Depuis les années 1970, le mouvement enfle graduellement un peu partout en Europe et aux Etats-Unis. Anti-consuméristes, écologistes et altermondialistes notamment soutiennent que le modèle économique capitaliste, présenté comme un idéal, est aujourd’hui source de graves problèmes. S’opposant au dogme de la croissance économique et même à la notion de développement durable, ils invitent à penser autrement la société de demain et prônent la “décroissance”. Regards croisés autour de ce concept, de Geoffrey Pleyers, sociologue chargé de recherches au FNRS, et de Lionel Artige, chargé de cours à HEC-ULg et spécialiste de la macro-économie.
Le 15e jour du mois : La thèse de la décroissance revient en force. Qu’en pensez-vous ?
Geoffrey Pleyers : Les tenants de la “décroissance” remettent en cause l’obsession de l’expansion des marchés et prônent, a contrario, un modèle économique plus respectueux de notre environnement et de l’être humain. Leur grand mérite est avant tout de remettre en question le modèle de la croissance à tout prix et de pointer du doigt des déséquilibres majeurs : l’épuisement de nos ressources énergétiques par exemple ou la mauvaise répartition des biens.

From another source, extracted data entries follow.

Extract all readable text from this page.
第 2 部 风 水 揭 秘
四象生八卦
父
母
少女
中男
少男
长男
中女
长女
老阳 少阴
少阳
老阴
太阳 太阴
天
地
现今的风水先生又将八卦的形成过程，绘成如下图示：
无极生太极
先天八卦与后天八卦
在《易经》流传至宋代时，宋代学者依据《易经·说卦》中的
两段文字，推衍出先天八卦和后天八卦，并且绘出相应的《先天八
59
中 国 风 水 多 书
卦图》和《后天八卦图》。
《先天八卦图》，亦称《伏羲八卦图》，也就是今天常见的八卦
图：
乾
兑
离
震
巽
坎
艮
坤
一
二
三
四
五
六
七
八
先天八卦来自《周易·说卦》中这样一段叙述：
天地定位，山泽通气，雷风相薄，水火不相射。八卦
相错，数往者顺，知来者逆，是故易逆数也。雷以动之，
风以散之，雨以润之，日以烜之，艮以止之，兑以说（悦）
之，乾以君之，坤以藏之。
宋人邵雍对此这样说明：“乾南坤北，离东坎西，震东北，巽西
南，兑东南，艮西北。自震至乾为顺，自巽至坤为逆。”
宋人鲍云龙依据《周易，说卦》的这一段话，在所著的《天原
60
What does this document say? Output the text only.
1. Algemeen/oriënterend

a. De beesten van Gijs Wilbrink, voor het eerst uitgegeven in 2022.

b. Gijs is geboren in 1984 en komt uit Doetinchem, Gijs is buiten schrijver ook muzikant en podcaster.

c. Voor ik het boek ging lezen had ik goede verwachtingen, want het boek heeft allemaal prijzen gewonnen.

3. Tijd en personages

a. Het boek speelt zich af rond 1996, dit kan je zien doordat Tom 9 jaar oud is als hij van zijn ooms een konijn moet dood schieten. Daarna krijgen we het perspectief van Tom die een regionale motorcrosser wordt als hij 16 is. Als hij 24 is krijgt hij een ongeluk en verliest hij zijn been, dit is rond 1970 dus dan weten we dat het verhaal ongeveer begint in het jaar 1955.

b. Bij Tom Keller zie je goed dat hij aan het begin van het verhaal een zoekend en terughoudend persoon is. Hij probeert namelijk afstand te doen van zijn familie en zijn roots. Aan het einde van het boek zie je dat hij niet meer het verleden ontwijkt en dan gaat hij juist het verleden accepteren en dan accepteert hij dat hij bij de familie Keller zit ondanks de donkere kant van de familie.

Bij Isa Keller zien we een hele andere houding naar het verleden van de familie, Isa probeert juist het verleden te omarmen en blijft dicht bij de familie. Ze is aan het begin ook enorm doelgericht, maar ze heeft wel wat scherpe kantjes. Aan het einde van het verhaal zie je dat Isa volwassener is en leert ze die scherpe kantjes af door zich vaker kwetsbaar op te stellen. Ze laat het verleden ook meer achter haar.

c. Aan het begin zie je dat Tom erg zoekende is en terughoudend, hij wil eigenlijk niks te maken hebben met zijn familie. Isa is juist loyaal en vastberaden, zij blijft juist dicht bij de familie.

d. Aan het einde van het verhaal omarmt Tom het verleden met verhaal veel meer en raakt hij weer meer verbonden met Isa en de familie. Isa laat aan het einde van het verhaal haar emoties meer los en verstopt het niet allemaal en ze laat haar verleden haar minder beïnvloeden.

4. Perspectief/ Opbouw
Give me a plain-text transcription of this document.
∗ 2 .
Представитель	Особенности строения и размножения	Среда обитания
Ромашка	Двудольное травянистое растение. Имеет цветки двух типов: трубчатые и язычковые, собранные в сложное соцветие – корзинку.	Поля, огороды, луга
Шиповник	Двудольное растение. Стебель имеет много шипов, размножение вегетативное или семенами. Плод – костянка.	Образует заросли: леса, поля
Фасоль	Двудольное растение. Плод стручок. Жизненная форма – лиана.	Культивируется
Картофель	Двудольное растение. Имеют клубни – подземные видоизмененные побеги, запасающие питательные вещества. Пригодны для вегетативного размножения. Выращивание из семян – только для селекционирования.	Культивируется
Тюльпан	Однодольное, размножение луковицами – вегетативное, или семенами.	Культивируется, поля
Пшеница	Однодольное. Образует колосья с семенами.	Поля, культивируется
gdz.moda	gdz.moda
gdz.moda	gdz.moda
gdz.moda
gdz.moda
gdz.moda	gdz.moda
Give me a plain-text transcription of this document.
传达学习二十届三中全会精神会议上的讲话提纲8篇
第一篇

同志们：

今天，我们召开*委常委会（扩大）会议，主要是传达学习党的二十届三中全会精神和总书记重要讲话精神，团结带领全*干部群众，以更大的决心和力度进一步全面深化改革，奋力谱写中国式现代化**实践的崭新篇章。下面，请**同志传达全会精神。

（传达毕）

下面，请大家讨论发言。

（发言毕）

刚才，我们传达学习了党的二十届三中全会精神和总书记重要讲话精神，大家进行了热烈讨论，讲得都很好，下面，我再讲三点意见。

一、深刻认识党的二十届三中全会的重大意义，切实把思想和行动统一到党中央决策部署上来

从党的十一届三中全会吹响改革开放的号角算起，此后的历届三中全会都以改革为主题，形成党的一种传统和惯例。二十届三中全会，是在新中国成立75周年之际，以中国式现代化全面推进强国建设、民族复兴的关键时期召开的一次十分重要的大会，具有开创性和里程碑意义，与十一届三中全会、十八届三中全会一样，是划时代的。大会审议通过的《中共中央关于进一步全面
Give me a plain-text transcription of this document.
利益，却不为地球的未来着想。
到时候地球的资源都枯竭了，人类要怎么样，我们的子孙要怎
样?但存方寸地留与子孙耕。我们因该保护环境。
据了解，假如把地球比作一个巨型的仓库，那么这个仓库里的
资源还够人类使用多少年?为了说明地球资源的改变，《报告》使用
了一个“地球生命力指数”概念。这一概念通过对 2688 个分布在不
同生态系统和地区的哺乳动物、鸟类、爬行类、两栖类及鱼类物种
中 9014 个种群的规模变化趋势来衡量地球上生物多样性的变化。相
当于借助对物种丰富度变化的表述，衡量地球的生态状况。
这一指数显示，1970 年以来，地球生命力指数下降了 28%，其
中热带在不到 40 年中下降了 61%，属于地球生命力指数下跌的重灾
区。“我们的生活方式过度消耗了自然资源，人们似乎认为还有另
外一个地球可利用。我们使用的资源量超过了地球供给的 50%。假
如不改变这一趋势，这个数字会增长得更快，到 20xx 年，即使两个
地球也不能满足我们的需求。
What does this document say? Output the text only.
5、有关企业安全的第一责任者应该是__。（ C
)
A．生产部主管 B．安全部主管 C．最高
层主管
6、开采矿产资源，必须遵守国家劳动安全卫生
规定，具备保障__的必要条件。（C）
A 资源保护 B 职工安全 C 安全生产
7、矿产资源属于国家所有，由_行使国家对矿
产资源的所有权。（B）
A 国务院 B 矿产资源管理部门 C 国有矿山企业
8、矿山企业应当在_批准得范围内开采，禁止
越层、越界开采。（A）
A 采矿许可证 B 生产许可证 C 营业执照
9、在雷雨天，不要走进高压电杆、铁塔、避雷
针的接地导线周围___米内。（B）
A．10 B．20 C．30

Ce phénomène s’illustre de manière particulièrement dramatique au niveau de l’alimentation : alors que le nord de la planète connaît une surproduction alimentaire, souvent de mauvaise qualité – on compte par exemple plus de 30 % d’obèses aux Etats-Unis –, 950 millions de personnes ont souffert de la faim en 2009. Faut-il dès lors continuer dans la même voie, c’est-à-dire produire davantage ? La décroissance n’est pas synonyme de récession mais plutôt un concept qui invite à faire décroître notre empreinte écologique par une réévaluation de notre économie. L’enjeu des mouvements pour la décroissance, n’est donc pas la récession, mais l’invitation à devenir conscient et responsable des conséquences de ses actes, notamment aux niveaux de l’empreinte écologique ou de la manière dont les biens sont produits. Dans ce sens, les militants de la décroissance invitent à un débat très salutaire.